Sun 2 Jan, 2005 07:22 am
Meself and the lady Diane eat dinner out quite a bit and have noticed a disturbing trend. We tend to eat at the same 6 ot 7 resturants several of which are slightly upscale national chains. You all know the line "Hello, my name is blah blah blah and I'll be your server tonight" your server takes your order, then some schlep from the kitchen actually brings the food not knowing who ordered what (he/she has a table number) then some other schlep may or may not refill your water/tea/coffee whatever and then some other schlep clears the table when you may or may not appear to be finished and finally "your server" appears on the scene to offer dessert and your bill. This is the sticky part because this is the time to add in the tip. Well, who in the hell are you tipping, one or all of the schleps or "your server" whom you'ver rarely seen? Is this the new trend in dinning? We now seek out the familiar dinning spots where you actually deal with "your server" rather than a cadre of schleps.
well yeah. anyway my intended point was not so much the tip but the really seriously down-sizing of service. We usually get great service from a local hamburger joint "hey, just get a table you like and we will be right over with your food"
dys- I think that "down sizing" of service is really a trend. I am not sure if it has to do with the quality of the young people in service jobs, or the management not demanding that their staff provide good service.
Now I am really going to sound like an old fart. You know that I live in a retirement town. I shop in Publix, which is a big super market chain down here. During the day, the checkout and bagger staff is manned predominantly by part time retirees. Later on in the day, and in the evening, the young people take over. I have perceived an appreciable difference in the quality of service provided by the older workers, than the younger.
Well maybe your right Phoenix but I don't really see a correlation of age to "service" at least where I live. What I do see is a management agenda of getting the most peeps served with the least time/enegy spent per peep. I have received as good or even better service from very young as well as older.
dys- You are right about, "get 'em in, get 'em out" type of mentality. I think that you find that a lot in the "middle of the road" restaurants. In the few times that I have been to really upscale restaurants, the emphasis WAS on service, you were not rushed, and the servers WERE attentive. You paid a premium for the service.
In your mid-price restaurants, I think that the emphasis is on volume.
I prefer individual restaurants over chains, however
the one-in-all service you'll find in smaller places out here.
We have a little french restaurant here I frequent often,
and there one is brought to the table by the host, the
busboy serves water and clears the table inbetween courses,
the server takes orders and plays "host" of the table, asking if everything is in order and so on, but he won't bring the
food to the table, this is done by the busboy again. The
server will come back and take your order for dessert and
after dinner drinks, but it will be served by someone else
again. The bill is delivered by the server again.
One is pampered and every meal is enjoyable there, every
restaurant employee has its own job and I think that's perfectly all right.
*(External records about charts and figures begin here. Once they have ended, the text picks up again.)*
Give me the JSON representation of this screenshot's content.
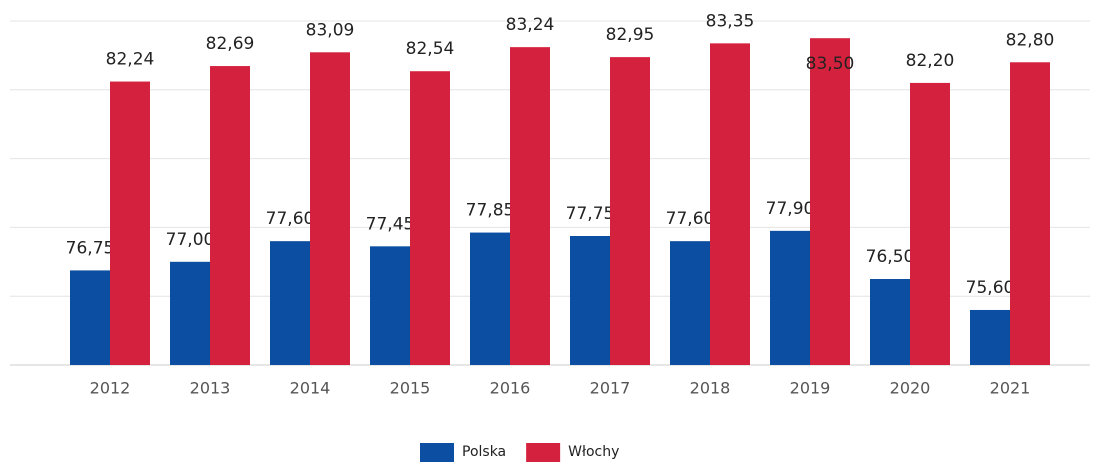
{
  "chart_data": {
    "type": "bar",
    "categories": [
      "2012",
      "2013",
      "2014",
      "2015",
      "2016",
      "2017",
      "2018",
      "2019",
      "2020",
      "2021"
    ],
    "series": [
      {
        "name": "Polska",
        "color": "#0b4ea2",
        "values": [
          76.75,
          77.0,
          77.6,
          77.45,
          77.85,
          77.75,
          77.6,
          77.9,
          76.5,
          75.6
        ],
        "value_labels": [
          "76,75",
          "77,00",
          "77,60",
          "77,45",
          "77,85",
          "77,75",
          "77,60",
          "77,90",
          "76,50",
          "75,60"
        ]
      },
      {
        "name": "Włochy",
        "color": "#d4213d",
        "values": [
          82.24,
          82.69,
          83.09,
          82.54,
          83.24,
          82.95,
          83.35,
          83.5,
          82.2,
          82.8
        ],
        "value_labels": [
          "82,24",
          "82,69",
          "83,09",
          "82,54",
          "83,24",
          "82,95",
          "83,35",
          "83,50",
          "82,20",
          "82,80"
        ]
      }
    ],
    "ylim": [
      74,
      84
    ],
    "yticks": [
      74,
      76,
      78,
      80,
      82,
      84
    ],
    "grid": true,
    "legend": "bottom"
  }
}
The tips are pooled and everyone gets his fair share.
Pho - I doubt it's the servers' fault. I think that restaurants, like most other buisnesses have learned to become as efficient at making money as they can be. I dunno how, but this trend must have something to do with money - the tables turn over more quickly?
Not necessarily littlek.
In Europe for instance, waiters come to their profession
through an apprenticeship. They learn what wine is
recommended for different meals, which side to serve from,
how to handle difficult clientel and so on. Waiters are
there to take the orders, see that the customers needs
are taken care of and plays host/ess to the restaurant goer.
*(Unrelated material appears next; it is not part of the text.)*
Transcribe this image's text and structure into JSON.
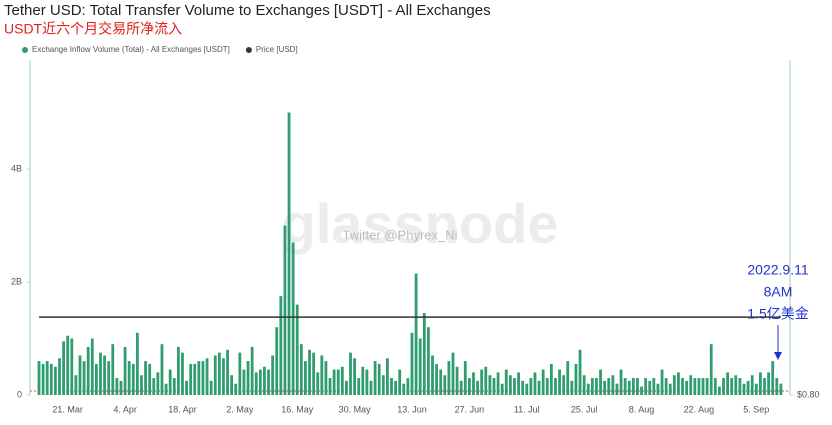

Clearing tables is not necessarily part of a waiters job,
any good restaurant owner would rather have the waiter
attend to the customers instead of using valuable time
and money (waiters cost more) to have them clear up and
It's just a matter of running a restaurant as cost efficient
as possible. A good restaurant does not care about the
turn-over. In fact, I go to european restaurants here because I can sit as long as I want to.
Unfortunately, many servers/waitpeople don't see their menial jobs as an opportunity to learn the restaurant business. They consider themselves unappreciated wage slaves, forced to toil for pennies in a hostile world.
I'd bet that the restaurants you're complaining about have a revolving door and massive turnovers in help.